The study, which included over 5,000 vehicles observed in October 2021, found that on weekdays 75pc of motorists drove in excess of 50km/h, while at the weekend 93pc of drivers broke the speed limit.
Separately, an analysis of data from 2013-2017 found that a quarter of driver fatalities, with a record of their actions available, were exceeding a safe speed in the lead-up to the fatal collision.
Speaking at the launch of the June Bank Holiday Road Safety Appeal and National Slow Down Day, Minister of State at the Department of Transport Hildegarde Naughton said the number of drivers breaking the 50km/h speed limit is "very concerning”.
"These are speed zones that are rich in pedestrians and cyclists, vulnerable road users. Reducing the risk posed to vulnerable road users in these speed zones and encouraging safer, greener active travel is one of the key priorities of the new Government Road Safety Strategy,” she said.

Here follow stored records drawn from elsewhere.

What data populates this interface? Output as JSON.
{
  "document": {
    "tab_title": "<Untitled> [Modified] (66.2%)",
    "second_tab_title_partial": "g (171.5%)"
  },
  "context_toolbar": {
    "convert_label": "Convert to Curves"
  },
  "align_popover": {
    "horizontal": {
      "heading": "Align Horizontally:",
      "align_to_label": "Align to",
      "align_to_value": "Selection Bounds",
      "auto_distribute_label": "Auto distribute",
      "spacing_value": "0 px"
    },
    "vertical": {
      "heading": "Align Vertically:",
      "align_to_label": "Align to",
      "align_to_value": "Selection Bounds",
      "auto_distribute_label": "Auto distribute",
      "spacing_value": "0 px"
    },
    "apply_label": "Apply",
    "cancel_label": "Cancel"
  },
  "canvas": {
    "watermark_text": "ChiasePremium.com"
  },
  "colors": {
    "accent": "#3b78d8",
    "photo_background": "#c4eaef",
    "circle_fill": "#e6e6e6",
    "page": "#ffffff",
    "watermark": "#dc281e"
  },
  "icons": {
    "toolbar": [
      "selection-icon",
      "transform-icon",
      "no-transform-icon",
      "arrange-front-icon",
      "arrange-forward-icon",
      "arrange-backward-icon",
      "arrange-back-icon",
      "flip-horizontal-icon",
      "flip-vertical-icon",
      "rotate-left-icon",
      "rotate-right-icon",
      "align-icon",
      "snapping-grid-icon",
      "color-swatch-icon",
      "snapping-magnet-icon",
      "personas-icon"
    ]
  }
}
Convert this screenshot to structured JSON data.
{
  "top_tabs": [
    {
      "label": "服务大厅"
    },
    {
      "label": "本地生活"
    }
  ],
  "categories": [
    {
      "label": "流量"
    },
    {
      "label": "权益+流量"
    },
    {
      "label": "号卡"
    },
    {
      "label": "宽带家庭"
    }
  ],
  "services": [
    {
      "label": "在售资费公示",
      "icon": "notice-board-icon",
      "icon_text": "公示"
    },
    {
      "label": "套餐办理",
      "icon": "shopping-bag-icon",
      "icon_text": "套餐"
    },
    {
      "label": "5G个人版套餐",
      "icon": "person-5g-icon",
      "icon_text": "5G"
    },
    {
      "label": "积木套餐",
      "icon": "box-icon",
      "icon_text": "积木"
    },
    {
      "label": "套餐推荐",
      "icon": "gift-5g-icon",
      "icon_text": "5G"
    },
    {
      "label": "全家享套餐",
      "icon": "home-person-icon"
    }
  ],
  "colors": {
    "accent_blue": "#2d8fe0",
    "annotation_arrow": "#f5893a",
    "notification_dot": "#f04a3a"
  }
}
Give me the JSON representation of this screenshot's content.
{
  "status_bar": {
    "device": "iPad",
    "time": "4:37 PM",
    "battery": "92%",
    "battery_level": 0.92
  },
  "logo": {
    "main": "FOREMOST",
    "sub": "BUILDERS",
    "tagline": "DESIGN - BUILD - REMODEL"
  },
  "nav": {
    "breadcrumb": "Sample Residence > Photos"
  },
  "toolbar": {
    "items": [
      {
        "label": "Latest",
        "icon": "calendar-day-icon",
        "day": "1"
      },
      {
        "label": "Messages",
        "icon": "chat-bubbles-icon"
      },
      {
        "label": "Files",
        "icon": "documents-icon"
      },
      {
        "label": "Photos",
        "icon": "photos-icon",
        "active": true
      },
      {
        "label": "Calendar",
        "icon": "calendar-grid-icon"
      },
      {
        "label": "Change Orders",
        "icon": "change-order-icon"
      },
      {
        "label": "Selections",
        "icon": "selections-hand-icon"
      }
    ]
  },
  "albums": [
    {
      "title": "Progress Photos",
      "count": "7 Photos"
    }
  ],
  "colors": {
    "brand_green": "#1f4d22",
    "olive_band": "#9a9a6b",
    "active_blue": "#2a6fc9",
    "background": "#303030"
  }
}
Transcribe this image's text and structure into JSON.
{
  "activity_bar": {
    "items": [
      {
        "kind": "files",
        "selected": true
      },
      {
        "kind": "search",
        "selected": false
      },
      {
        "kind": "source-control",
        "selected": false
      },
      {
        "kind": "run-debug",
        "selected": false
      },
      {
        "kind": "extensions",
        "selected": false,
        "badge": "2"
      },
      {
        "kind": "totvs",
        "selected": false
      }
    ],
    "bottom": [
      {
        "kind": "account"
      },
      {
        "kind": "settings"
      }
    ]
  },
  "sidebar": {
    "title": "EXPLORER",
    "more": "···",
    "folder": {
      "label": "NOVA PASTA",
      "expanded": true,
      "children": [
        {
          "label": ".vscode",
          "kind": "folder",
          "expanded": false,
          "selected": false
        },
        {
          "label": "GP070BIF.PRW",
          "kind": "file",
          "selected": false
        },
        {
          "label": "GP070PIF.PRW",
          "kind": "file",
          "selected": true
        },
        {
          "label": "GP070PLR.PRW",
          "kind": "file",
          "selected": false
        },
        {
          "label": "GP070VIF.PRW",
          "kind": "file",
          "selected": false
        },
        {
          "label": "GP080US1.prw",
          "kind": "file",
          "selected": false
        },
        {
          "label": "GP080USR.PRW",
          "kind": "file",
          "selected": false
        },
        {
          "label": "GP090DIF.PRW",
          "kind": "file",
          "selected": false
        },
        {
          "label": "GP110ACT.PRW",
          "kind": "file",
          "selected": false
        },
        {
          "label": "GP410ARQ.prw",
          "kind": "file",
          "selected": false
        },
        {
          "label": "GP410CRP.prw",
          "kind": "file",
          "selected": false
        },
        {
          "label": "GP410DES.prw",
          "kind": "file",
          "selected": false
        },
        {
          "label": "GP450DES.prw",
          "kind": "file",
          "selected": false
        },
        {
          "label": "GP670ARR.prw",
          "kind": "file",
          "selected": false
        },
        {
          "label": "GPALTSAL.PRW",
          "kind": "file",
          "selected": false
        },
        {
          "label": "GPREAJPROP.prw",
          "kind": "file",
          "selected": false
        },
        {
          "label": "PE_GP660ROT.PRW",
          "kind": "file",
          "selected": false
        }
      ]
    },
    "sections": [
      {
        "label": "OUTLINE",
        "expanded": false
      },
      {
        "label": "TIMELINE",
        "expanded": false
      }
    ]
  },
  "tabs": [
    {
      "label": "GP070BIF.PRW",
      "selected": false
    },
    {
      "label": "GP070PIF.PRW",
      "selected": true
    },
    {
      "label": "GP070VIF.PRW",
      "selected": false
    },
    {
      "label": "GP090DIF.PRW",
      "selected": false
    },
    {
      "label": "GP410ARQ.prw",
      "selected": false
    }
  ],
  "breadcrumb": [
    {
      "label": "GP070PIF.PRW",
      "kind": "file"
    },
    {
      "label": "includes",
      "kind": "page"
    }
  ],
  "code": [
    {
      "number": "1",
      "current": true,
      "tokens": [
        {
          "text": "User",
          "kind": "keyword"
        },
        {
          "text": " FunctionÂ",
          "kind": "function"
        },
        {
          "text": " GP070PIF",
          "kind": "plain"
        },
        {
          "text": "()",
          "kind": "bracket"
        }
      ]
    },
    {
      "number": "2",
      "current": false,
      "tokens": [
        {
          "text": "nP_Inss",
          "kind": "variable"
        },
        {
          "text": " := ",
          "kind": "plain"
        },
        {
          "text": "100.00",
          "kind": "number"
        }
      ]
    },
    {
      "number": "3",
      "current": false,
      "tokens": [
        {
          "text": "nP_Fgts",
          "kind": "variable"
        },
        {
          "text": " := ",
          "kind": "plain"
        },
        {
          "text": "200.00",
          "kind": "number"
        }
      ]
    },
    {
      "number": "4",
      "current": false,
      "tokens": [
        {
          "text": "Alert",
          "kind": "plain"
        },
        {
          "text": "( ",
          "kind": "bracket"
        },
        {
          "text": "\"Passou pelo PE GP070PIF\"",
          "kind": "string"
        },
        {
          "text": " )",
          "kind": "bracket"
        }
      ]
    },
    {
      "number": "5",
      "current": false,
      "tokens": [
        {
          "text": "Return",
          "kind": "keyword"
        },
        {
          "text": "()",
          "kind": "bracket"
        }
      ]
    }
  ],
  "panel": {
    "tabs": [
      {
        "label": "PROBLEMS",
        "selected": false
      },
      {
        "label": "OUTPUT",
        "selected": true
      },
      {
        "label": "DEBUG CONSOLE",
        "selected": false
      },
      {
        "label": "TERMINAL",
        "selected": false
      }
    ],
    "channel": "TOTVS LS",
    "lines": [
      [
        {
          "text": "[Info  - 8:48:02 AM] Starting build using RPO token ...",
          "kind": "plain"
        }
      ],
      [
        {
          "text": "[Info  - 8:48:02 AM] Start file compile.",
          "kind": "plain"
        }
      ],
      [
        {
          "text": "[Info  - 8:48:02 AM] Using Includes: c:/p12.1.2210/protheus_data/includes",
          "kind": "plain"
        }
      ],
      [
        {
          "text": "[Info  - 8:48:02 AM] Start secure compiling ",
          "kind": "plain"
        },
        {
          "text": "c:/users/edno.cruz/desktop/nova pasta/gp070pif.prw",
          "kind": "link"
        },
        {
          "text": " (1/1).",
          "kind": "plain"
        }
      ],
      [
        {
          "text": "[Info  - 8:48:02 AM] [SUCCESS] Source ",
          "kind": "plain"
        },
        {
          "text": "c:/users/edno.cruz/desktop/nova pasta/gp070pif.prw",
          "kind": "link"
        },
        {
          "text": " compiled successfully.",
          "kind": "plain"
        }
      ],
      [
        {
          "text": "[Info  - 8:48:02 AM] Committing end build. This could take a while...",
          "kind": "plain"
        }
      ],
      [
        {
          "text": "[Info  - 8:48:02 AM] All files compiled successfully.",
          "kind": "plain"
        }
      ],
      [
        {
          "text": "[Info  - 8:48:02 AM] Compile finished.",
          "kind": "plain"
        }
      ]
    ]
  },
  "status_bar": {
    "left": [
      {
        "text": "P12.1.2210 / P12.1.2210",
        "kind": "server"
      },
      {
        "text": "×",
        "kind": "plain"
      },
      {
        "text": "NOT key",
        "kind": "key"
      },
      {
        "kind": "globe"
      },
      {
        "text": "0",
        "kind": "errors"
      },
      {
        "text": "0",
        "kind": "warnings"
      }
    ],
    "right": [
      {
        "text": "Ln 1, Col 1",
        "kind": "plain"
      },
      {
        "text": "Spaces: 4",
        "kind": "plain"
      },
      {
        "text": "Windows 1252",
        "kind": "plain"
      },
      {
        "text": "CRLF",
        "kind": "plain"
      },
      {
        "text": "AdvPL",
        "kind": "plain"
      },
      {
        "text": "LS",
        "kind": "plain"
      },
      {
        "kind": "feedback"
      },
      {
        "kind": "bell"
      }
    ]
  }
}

“For example, we are reviewing speed limits and examining the possibility of a greater roll-out of 30km/h speed zones, as well as conducting a review of penalties related to speeding. New in vehicle safety assist technology such as Intelligent Speed Assistance and the roll out of average speed cameras will also contribute to preventing speed related harm. While all these actions are important to reducing speeding on our roads, it is important to remember that we all have a shared responsibility as individuals and a society to slow down to and protect ourselves and other road users.”
RSA CEO Sam Waide said studies have repeatedly shown that drivers overestimate the amount of time they can gain by speeding.
He said this is known as the “speed fallacy” and the perceived gain of time is much larger than the actual gain of time.
"For example, completing an average journey of 14 kilometres at 90km/h instead of 80km/h only saves 1 minute and 8 seconds. So, while you might gain one or two minutes journey time you risk losing your license and potentially your livelihood,” he added.
Meanwhile, Assistant Garda Commissioner Paula Hilman said: “If we all slow down a little, we can make a big difference.
"The World Health Organisation (2017) has estimated that a 5pc reduction in average speed could result in a 30pc reduction in fatal collisions, and therefore reducing motorists’ speed is essential to improving safety on our roads.
"Remember that speeding is not worth the potential devastating loss of life or serious injury but also isn’t worth the very real risk of losing your licence – if you are detected speeding you will receive 3 penalty points on your licence, if you get 12 penalty points in three years you will lose your licence for 6 months. A lower threshold of 7 points applies for learner drivers. Think of the impact a disqualification would have not only on your daily life but those who rely on you – family, friends, partners.”